37      No n.o 69 das presentes conclusões foram apresentados exemplos de tais medidas técnicas. A rotulagem dos produtos em causa para informar claramente os consumidores de que a carne provém de um animal que não foi objeto de atordoamento pode também ser considerada uma alteração legislativa desejável. A indicação de que a carne é kosher ou halal dirige‑se apenas a determinados grupos religiosos e não a todos os consumidores de produtos provenientes de animais, o que, em meu entender, não é suficiente a este respeito. V. n.os 80 e 81 das presentes conclusões.


38      V., por analogia, artigo 3.o, n.o 1, do Regulamento (UE) n.o 1169/2011 do Parlamento Europeu e do Conselho, de 25 de outubro de 2011, relativo à prestação de informação aos consumidores sobre os géneros alimentícios, que altera os Regulamentos (CE) n.o 1924/2006 e (CE) n.o 1925/2006 do Parlamento Europeu e do Conselho e revoga as Diretivas 87/250/CEE da Comissão, 90/496/CEE do Conselho, 1999/10/CE da Comissão, 2000/13/CE do Parlamento Europeu e do Conselho, 2002/67/CE e 2008/5/CE da Comissão e o Regulamento (CE) n.o 608/2004 (JO 2011, L 304, p. 18) que estabelece que «[a] prestação de informação sobre os géneros alimentícios tem por objetivo obter um elevado nível de proteção da saúde e dos interesses dos consumidores, proporcionando uma base para que os consumidores finais possam fazer escolhas informadas e utilizar os géneros alimentícios com segurança, tendo especialmente em conta considerações de saúde, económicas, ambientais, sociais e éticas». O sublinhado é meu. O papel das considerações éticas na rotulagem dos géneros alimentícios no âmbito do Regulamento n.o 1169/2011 foi apreciado pelo Tribunal de Justiça no Acórdão de 12 de novembro de 2019, Organisation juive européenne e Vignoble Psagot (C‑363/18, EU:C:2019:954) e nas Conclusões que apresentei nesse processo (C‑363/18, EU:C:2019:494).

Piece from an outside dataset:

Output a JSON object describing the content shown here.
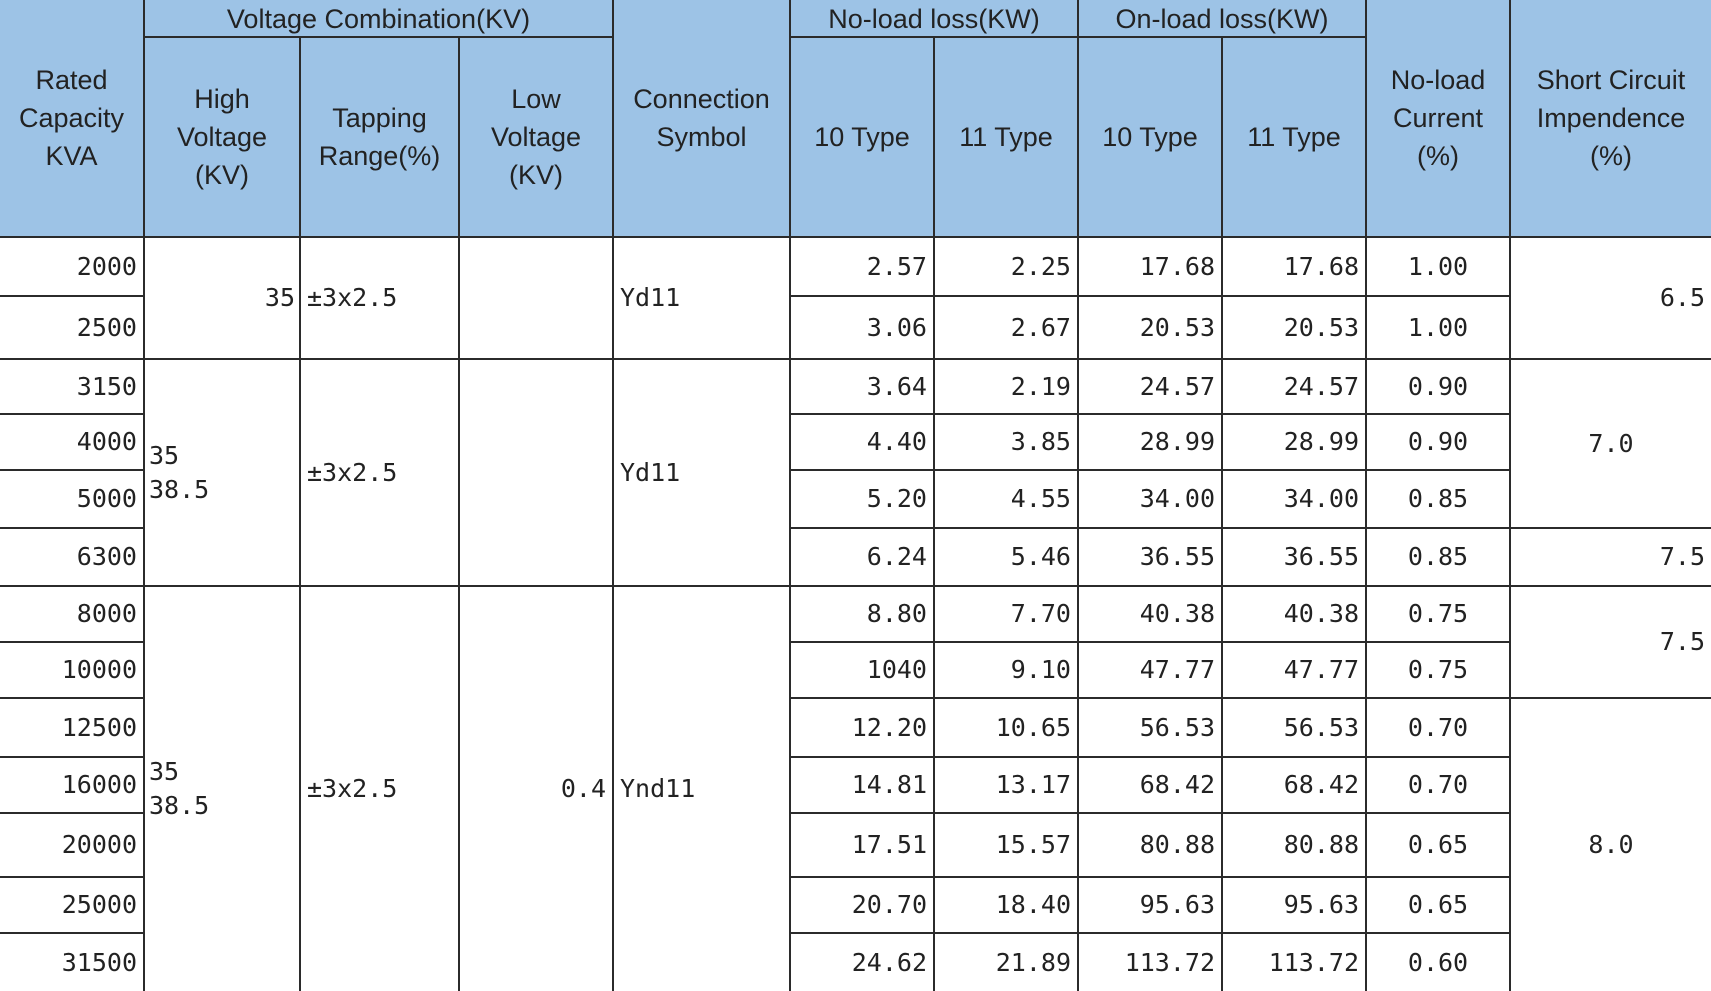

39      Tanto daqueles cuja religião requer o abate ritual como daqueles que têm objeções religiosas, de consciência ou de moral ao abate de animais sem atordoamento.


40      Na declaração comum parcialmente contrária que apresentaram no processo Cha’are Shalom Ve Tsedek/França  (TEDH, 20 de junho de 2000, CE:ECHR:2000:0627JUD002741795), os juízes Bratza, Fischbach, Thomassen, Tsatsa‑Nikolovska, Panţîru, Levits e Traja consideraram que o mero facto de já ter sido concedida a uma entidade religiosa a autorização para realizar um abate ritual não isentava as autoridades francesas da obrigação de apreciarem minuciosamente qualquer pedido posterior apresentado por outras entidades religiosas que professassem a mesma religião. Consideraram que a recusa da autorização à associação requerente, apesar de esta autorização ser concedida a outra associação e lhe conferir, assim, o direito exclusivo de autorizar matadouros rituais, equivalia a não garantir o pluralismo religioso ou a não assegurar uma relação razoável de proporcionalidade entre os meios empregues e o objetivo pretendido. Além disso, o facto de a carne «glatt» (o animal abatido não deve ter qualquer impureza) poder ser importada para França a partir da Bélgica não justificava, em seu entender, a conclusão de que não havia interferência no direito de alguém praticar a sua religião através da realização do rito do abate ritual. Consideraram que a possibilidade de obter tal carne por outros meios era irrelevante para efeitos da avaliação do alcance de um ato ou omissão por parte do Estado destinado a limitar o exercício do direito à liberdade de religião.